Os opositores do uso desses alimentos se apóiam em inúmeros estudos que afirmam que uma alimentação saudável e adequadamente balanceada constitui uma arma poderosa contra o envelhecimento, o câncer e um sem-número de doenças. Nesse sentido, espécies modificadas geneticamente poderiam conter substâncias que representam riscos para nossa saúde.

Somos constantemente bombardeados por noticias de que os transgênicos poderiam também ser fonte de desequilíbrios ecológicos de conseqüências difíceis de prever e que podem levar a danos ambientais, à extinção de espécies ou mesmo ao surgimento de novos parasitas e patógenos. Até que ponto essas informações são procedentes?

Diversos cientistas argumentam que o uso de transgênicos representa um enorme passo em nossa compreensão a respeito dos mecanismos de herança genética e da biologia celular vegetal. Para eles, o uso criterioso de transgênicos representará uma revolução sem precedentes para a agricultura e, talvez, a chance de se assegurar alimentos para uma enorme parcela da população mundial desnutrida devido à carência de recursos alimentares.

Esses pesquisadores consideram que, se analisarmos de forma retrospectiva, o uso de alimentos transgênicos representa apenas mais uma das formas empregadas pela agricultura para selecionar, cultivar e propagar variedades vegetais que apresentem características desejáveis para o consumo humano. Por isso, o domínio das técnicas de cultivo de vegetais, surgido há cerca de 10 mil anos, é considerado pelos historiadores um momento crucial para o progresso humano, pois permitiu que nossos antepassados, ao se fixarem em certos locais, gerassem os primeiros núcleos populacionais.

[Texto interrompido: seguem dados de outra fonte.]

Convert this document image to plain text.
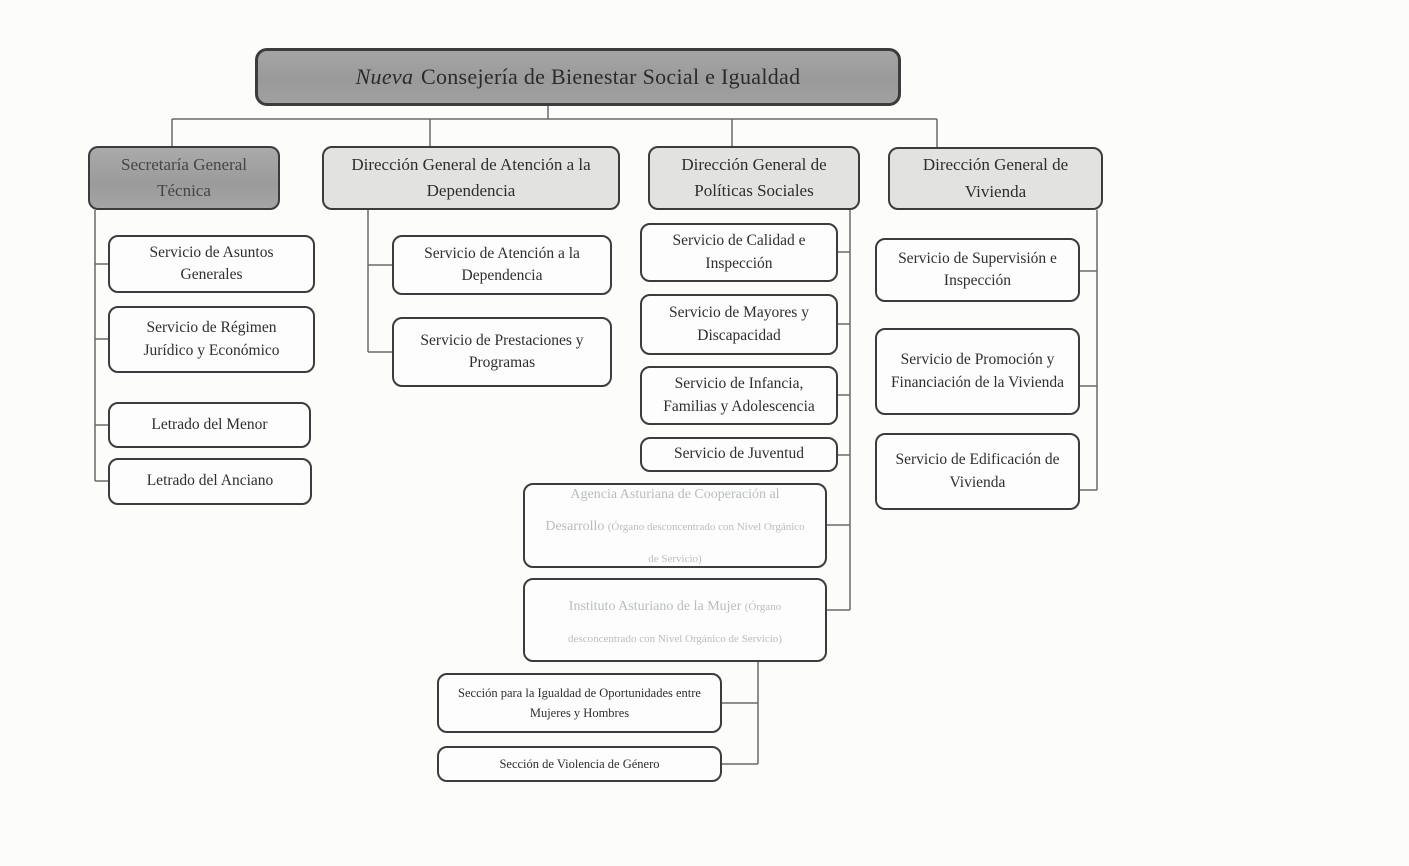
Nueva Consejería de Bienestar Social e Igualdad
Secretaría General Técnica
Dirección General de Atención a la Dependencia
Dirección General de Políticas Sociales
Dirección General de Vivienda
Servicio de Asuntos Generales
Servicio de Régimen Jurídico y Económico
Letrado del Menor
Letrado del Anciano
Servicio de Atención a la Dependencia
Servicio de Prestaciones y Programas
Servicio de Calidad e Inspección
Servicio de Mayores y Discapacidad
Servicio de Infancia, Familias y Adolescencia
Servicio de Juventud
Agencia Asturiana de Cooperación al Desarrollo (Órgano desconcentrado con Nivel Orgánico de Servicio)
Instituto Asturiano de la Mujer (Órgano desconcentrado con Nivel Orgánico de Servicio)
Sección para la Igualdad de Oportunidades entre Mujeres y Hombres
Sección de Violencia de Género
Servicio de Supervisión e Inspección
Servicio de Promoción y Financiación de la Vivienda
Servicio de Edificación de Vivienda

Uma análise dos ancestrais de plantas amplamente cultivadas atualmente, como milho, batata e soja, indica que os antepassados dessas espécies apresentavam características muito diferentes em relação às variedades atuais. Espécimes selvagens de milho, por exemplo, não são empregados na agricultura, pois apresentam espigas com apenas cerca de 3-5 cm e com um enorme número de grãos diminutos.

Milênios de seleção genética

Diferentes cultivares de milho. Desde a domesticação dessa espécie, ocorrida há cerca de 9 mil anos no México, o melhoramento genético convencional permitiu a obtenção de variedades de milho com características desejadas (foto: Keith Weller / USDA).

Uma seleção empreendida durante milhares de anos assegurou que variedades com características atraentes – como uma maior produtividade e precocidade – fossem selecionadas para uso agrícola. Variedades naturais oriundas de mutações genéticas que apresentem menos compostos tóxicos e que sejam mais tenras foram também selecionadas desde os primórdios da agricultura.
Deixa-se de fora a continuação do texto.